In the present article nonlinear fourth-order equations in the divergence form with L^1-right-hand sides and the strengthened ellipticity condition on the coefficients are analyzed. Such equations, but with sufficiently regular right-hand sides, first appeared in the works of Professor I.V. Skrypnik concerning the regularity of generalized solutions for multidimensional nonlinear elliptic equations of high order.
This class of equations correctly generalizes the corresponding nonlinear second-order elliptic equations with non-standard growth conditions on the coefficients, which are models for numerous physical phenomena in non-homogeneous medium.
The main result of the article is a theorem on an estimation of oscillations in a ball of solutions to the given equations via the Wolff potentials of their right-hand sides.

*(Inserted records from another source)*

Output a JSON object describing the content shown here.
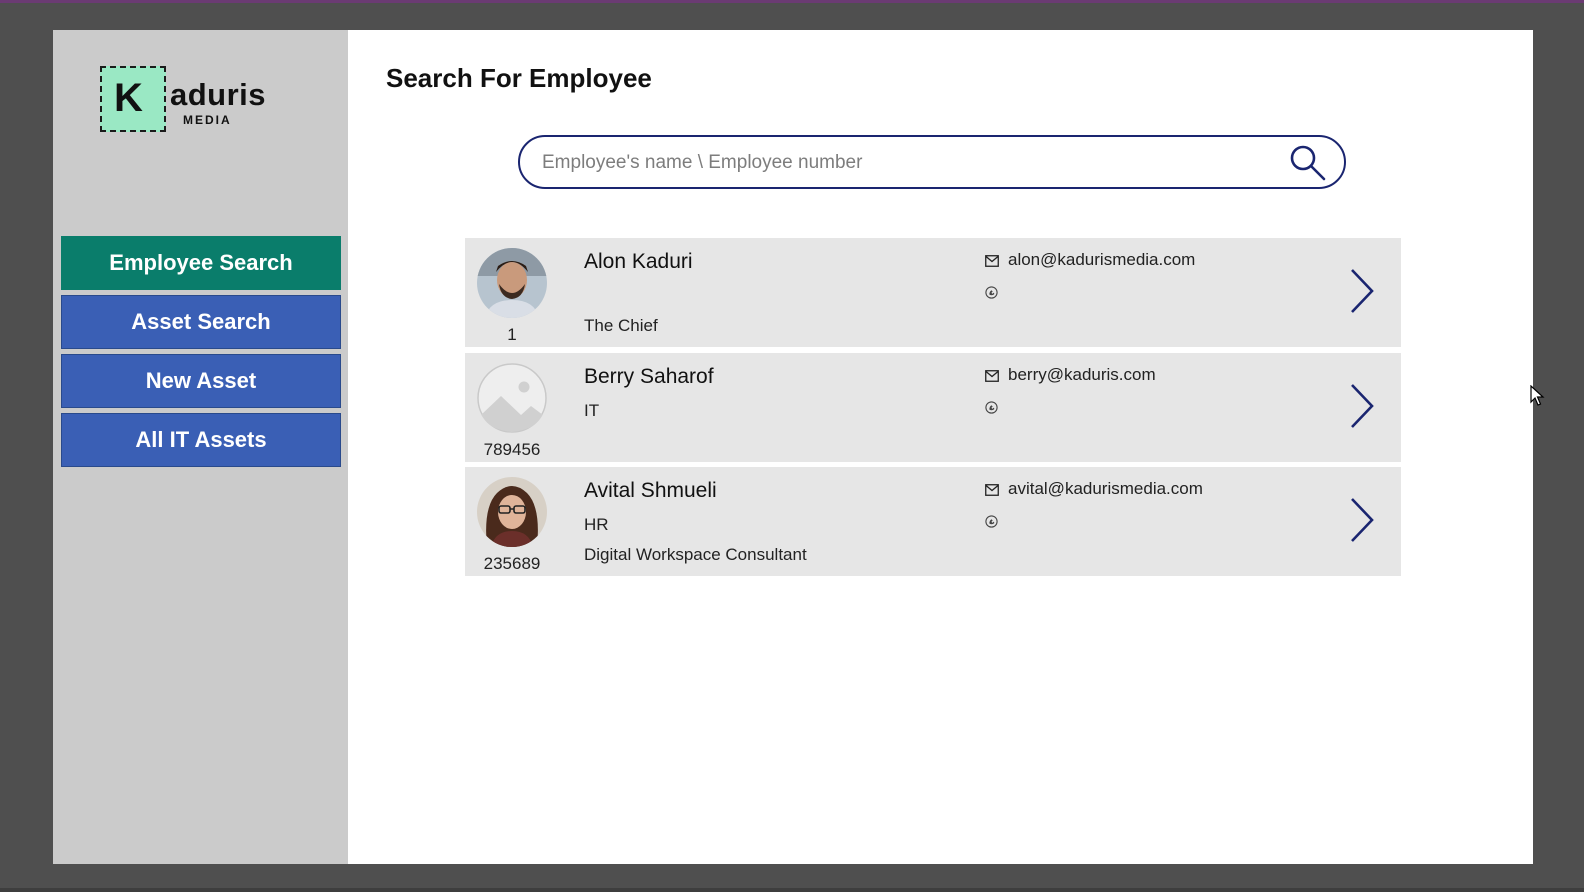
{
  "logo": {
    "letter": "K",
    "rest": "aduris",
    "sub": "MEDIA"
  },
  "colors": {
    "accent_active": "#0a7d6b",
    "nav_blue": "#3a5fb5",
    "border_navy": "#1a2570"
  },
  "sidebar": {
    "items": [
      {
        "label": "Employee Search",
        "active": true
      },
      {
        "label": "Asset Search"
      },
      {
        "label": "New Asset"
      },
      {
        "label": "All IT Assets"
      }
    ]
  },
  "main": {
    "title": "Search For Employee",
    "search": {
      "placeholder": "Employee's name \\ Employee number",
      "value": ""
    }
  },
  "employees": [
    {
      "number": "1",
      "name": "Alon Kaduri",
      "department": "",
      "title": "The Chief",
      "email": "alon@kadurismedia.com",
      "avatar": "photo"
    },
    {
      "number": "789456",
      "name": "Berry Saharof",
      "department": "IT",
      "title": "",
      "email": "berry@kaduris.com",
      "avatar": "placeholder-image"
    },
    {
      "number": "235689",
      "name": "Avital Shmueli",
      "department": "HR",
      "title": "Digital Workspace Consultant",
      "email": "avital@kadurismedia.com",
      "avatar": "photo"
    }
  ],
  "icons": {
    "search": "magnifier-icon",
    "mail": "mail-icon",
    "phone": "phone-icon",
    "chevron": "chevron-right-icon",
    "cursor": "mouse-pointer-icon"
  }
}
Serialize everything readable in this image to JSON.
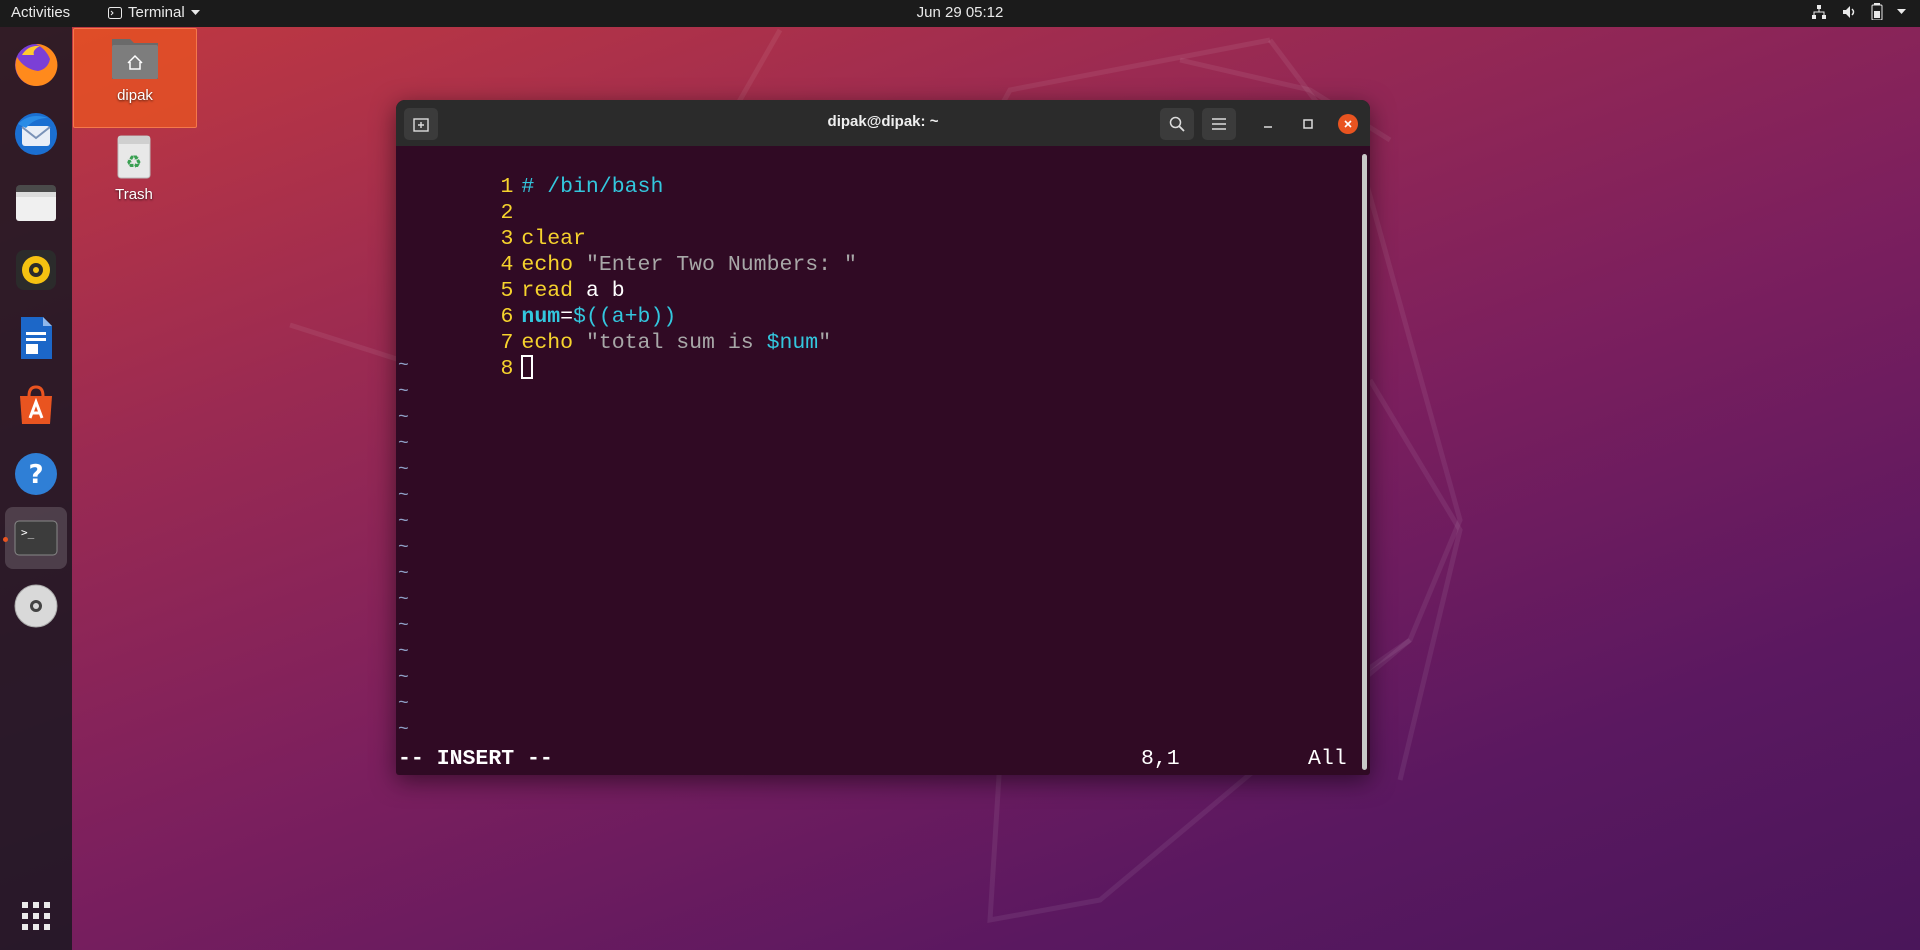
{
  "topbar": {
    "activities": "Activities",
    "app_name": "Terminal",
    "clock": "Jun 29  05:12"
  },
  "desktop": {
    "home_label": "dipak",
    "trash_label": "Trash"
  },
  "terminal": {
    "title": "dipak@dipak: ~",
    "lines": [
      {
        "num": "1",
        "parts": [
          "# /bin/bash"
        ]
      },
      {
        "num": "2"
      },
      {
        "num": "3",
        "text": "clear"
      },
      {
        "num": "4",
        "cmd": "echo",
        "str": "\"Enter Two Numbers: \""
      },
      {
        "num": "5",
        "cmd": "read",
        "args": "a b"
      },
      {
        "num": "6",
        "var": "num",
        "eq": "=",
        "expr": "$((a+b))"
      },
      {
        "num": "7",
        "cmd": "echo",
        "str_a": "\"total sum is ",
        "strvar": "$num",
        "str_b": "\""
      },
      {
        "num": "8"
      }
    ],
    "tilde": "~",
    "status_mode": "-- INSERT --",
    "cursor_position": "8,1",
    "scroll_state": "All"
  },
  "colors": {
    "terminal_bg": "#300a24",
    "line_number": "#f6d32d",
    "accent": "#e95420"
  }
}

To prove this, we use the improved Kilpelainen-Maly method and pointwise potential estimates of functions related to special subclasses of Sobolev spaces, akin to the well-known De Giorgi classes. A new point is the verification that these classes contain superpositions of solutions and Moser logarithmic functions that include the Wolf potential of the right-hand side of the equation. As a corollary, a new result is obtained on the interior continuity of solutions to the equations with right-hand sides from the Kato class, which is characterized by the uniform convergence to zero of the corresponding Wolff potentials. Some important cases of fulfilling this condition are considered: the right-hand side of the equation belongs to the Morrey space with an index exceeding a certain limiting value, then the solutions are locally Holder continuous; if the right-hand side belongs to the borderline Lorentz-Zygmund classes, then the solutions are only locally continuous, but they are not Holder continuous in the domain. In the case when the summability exponents of the right-hand sides of the equations under consideration are less than the borderline values, there are examples of unbounded discontinuous solutions. These facts are exact analogues of the corresponding results in the theory of second-order elliptic equations.